I do not have any illusions about the world of politics. It is a corrupt sphere. It contains more darkness than light. But I do have high standards for Christians – men and women who, while sinners, are called to rise above this broken world through God’s grace and the power of the Holy Spirit. Christians don’t justify immorality by pointing out the sins and flaws of other people and say, “what about them?” The moral behavior of Christians in public is not dependent upon the conduct of others. Christians are called to live faithful lives according to the standards of God’s word as revealed in the scriptures. When we see sin at the highest levels of government, and we have a platform to do something about this kind of moral corruption, we condemn it.

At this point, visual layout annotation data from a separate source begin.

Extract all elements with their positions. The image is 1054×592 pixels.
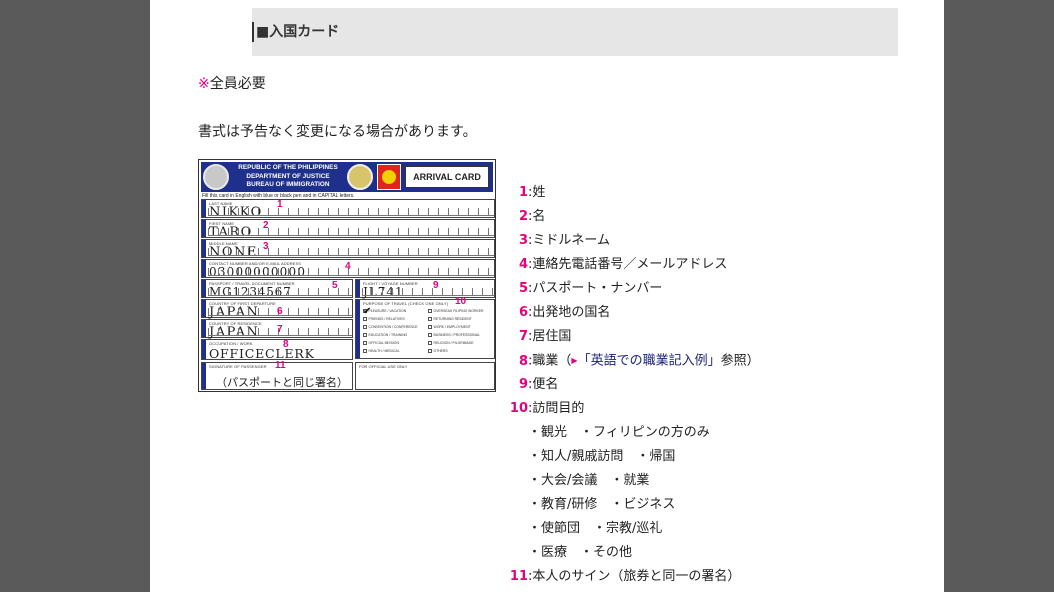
purpose-list-item: ・観光 ・フィリピンの方のみ xyxy=(528,425,710,440)
page: ■入国カード ※全員必要 書式は予告なく変更になる場合があります。 REPUBL… xyxy=(150,0,944,592)
legend-item: 5:パスポート・ナンバー xyxy=(518,281,663,296)
legend-item: 1:姓 xyxy=(518,185,546,200)
card-header-line: REPUBLIC OF THE PHILIPPINES xyxy=(238,164,338,171)
field-middle-name: MIDDLE NAME NONE xyxy=(201,239,495,260)
asean-logo-icon xyxy=(377,164,401,190)
purpose-list-item: ・知人/親戚訪問 ・帰国 xyxy=(528,449,676,464)
checkmark-icon: ✔ xyxy=(363,306,372,317)
callout-number: 1 xyxy=(277,199,283,210)
legend-item: 4:連絡先電話番号／メールアドレス xyxy=(518,257,728,272)
requirement-note: ※全員必要 xyxy=(198,75,266,93)
immigration-seal-icon xyxy=(347,164,373,190)
legend-item: 6:出発地の国名 xyxy=(518,305,611,320)
callout-number: 5 xyxy=(332,280,338,291)
purpose-list-item: ・使節団 ・宗教/巡礼 xyxy=(528,521,663,536)
legend-item: 7:居住国 xyxy=(518,329,572,344)
field-label: FOR OFFICIAL USE ONLY xyxy=(359,364,408,369)
purpose-option: FRIENDS / RELATIVES xyxy=(363,317,405,322)
purpose-option: RETURNING RESIDENT xyxy=(428,317,472,322)
section-header: ■入国カード xyxy=(252,8,898,56)
card-header-text: REPUBLIC OF THE PHILIPPINES DEPARTMENT O… xyxy=(231,164,345,190)
disclaimer-text: 書式は予告なく変更になる場合があります。 xyxy=(198,124,477,140)
field-passport: PASSPORT / TRAVEL DOCUMENT NUMBER MG1234… xyxy=(201,279,353,299)
purpose-option: CONVENTION / CONFERENCE xyxy=(363,325,418,330)
card-header-line: BUREAU OF IMMIGRATION xyxy=(246,181,330,189)
card-header-line: DEPARTMENT OF JUSTICE xyxy=(246,172,330,180)
legend-item: 8:職業（▶「英語での職業記入例」参照） xyxy=(518,353,760,369)
purpose-option: RELIGION / PILGRIMAGE xyxy=(428,341,474,346)
purpose-list-item: ・大会/会議 ・就業 xyxy=(528,473,650,488)
header-accent-bar xyxy=(252,22,254,42)
field-occupation: OCCUPATION / WORK OFFICECLERK xyxy=(201,339,353,361)
callout-number: 3 xyxy=(263,241,269,252)
note-text: 全員必要 xyxy=(209,76,266,92)
legend-item: 2:名 xyxy=(518,209,546,224)
legend-item: 9:便名 xyxy=(518,377,559,392)
callout-number: 11 xyxy=(275,360,286,371)
occupation-example-link[interactable]: 「英語での職業記入例」 xyxy=(578,354,721,369)
callout-number: 10 xyxy=(455,296,467,307)
callout-number: 9 xyxy=(433,280,439,291)
card-header: REPUBLIC OF THE PHILIPPINES DEPARTMENT O… xyxy=(201,162,493,192)
purpose-option: EDUCATION / TRAINING xyxy=(363,333,408,338)
purpose-option: OVERSEAS FILIPINO WORKER xyxy=(428,309,484,314)
purpose-option: HEALTH / MEDICAL xyxy=(363,349,400,354)
callout-number: 4 xyxy=(345,261,351,272)
field-flight: FLIGHT / VOYAGE NUMBER JL741 xyxy=(355,279,495,299)
arrival-card-badge: ARRIVAL CARD xyxy=(405,166,489,188)
field-label: SIGNATURE OF PASSENGER xyxy=(209,364,267,369)
field-first-name: FIRST NAME TARO xyxy=(201,219,495,240)
purpose-list-item: ・教育/研修 ・ビジネス xyxy=(528,497,676,512)
note-mark: ※ xyxy=(198,76,210,92)
field-last-name: LAST NAME NIKKO xyxy=(201,199,495,220)
purpose-option: BUSINESS / PROFESSIONAL xyxy=(428,333,480,338)
field-label: PURPOSE OF TRAVEL (check one only) xyxy=(363,301,449,306)
callout-number: 7 xyxy=(277,324,283,335)
purpose-option: OTHERS xyxy=(428,349,448,354)
purpose-option: OFFICIAL MISSION xyxy=(363,341,399,346)
section-title: ■入国カード xyxy=(256,24,340,40)
legend-item: 3:ミドルネーム xyxy=(518,233,611,248)
signature-value: （パスポートと同じ署名） xyxy=(216,376,348,389)
legend-item: 10:訪問目的 xyxy=(509,401,585,416)
field-purpose-of-travel: PURPOSE OF TRAVEL (check one only) PLEAS… xyxy=(355,299,495,359)
field-value: OFFICECLERK xyxy=(209,346,315,361)
callout-number: 6 xyxy=(277,306,283,317)
arrival-card-image: REPUBLIC OF THE PHILIPPINES DEPARTMENT O… xyxy=(198,159,496,392)
callout-number: 2 xyxy=(263,220,269,231)
callout-number: 8 xyxy=(283,339,289,350)
field-official-use: FOR OFFICIAL USE ONLY xyxy=(355,362,495,390)
philippines-seal-icon xyxy=(203,164,229,190)
purpose-option: WORK / EMPLOYMENT xyxy=(428,325,471,330)
purpose-list-item: ・医療 ・その他 xyxy=(528,545,633,560)
legend-item: 11:本人のサイン（旅券と同一の署名） xyxy=(509,569,741,584)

It’s an odd position to claim that politics is a corrupt sphere and then talk about Christians needing to preserve their moral purity. It’s sort of like saying that a virus that is highly contagious is on the loose and we need to avoid infection by staying inside. But if you push too hard on that position, you might find yourself living with the Amish with no voice in American society. Evangelicals have never been able to abandon the world or to pine for its redemption and social improvement. So Fea has a strange idea that Christians are called to be engaged in a corrupt sphere — and yet preserve their purity. It does not seem to dawn on someone who holds this position that even the vaunted role of the prophet, of speaking truth to power, might actually have a trace or two of the virus. The reason is that politics is not the only corrupt sphere in a fallen world, but such corruption afflicts even the hearts of believers. So while some Christian may think they are following Old Testament prophets of old and speaking for the Lord, they may also be enhancing their brand and selling a few books. (Surely, Fea and Keller are not so naive to think that Christians never act out of mixed motives.)

Either way, political actors whose aim is to preserve their own sanctity, whether while holding office, voting for candidates, supporting advocacy groups, or tweeting, are not going to avoid infection. Actually, they can avoid the virus of politics’ corruption if they isolate, self-quarantine, dawn a mask, and wash their hands regularly. But if they want to treat the patients who suffer from the political virus, they will also have become infected.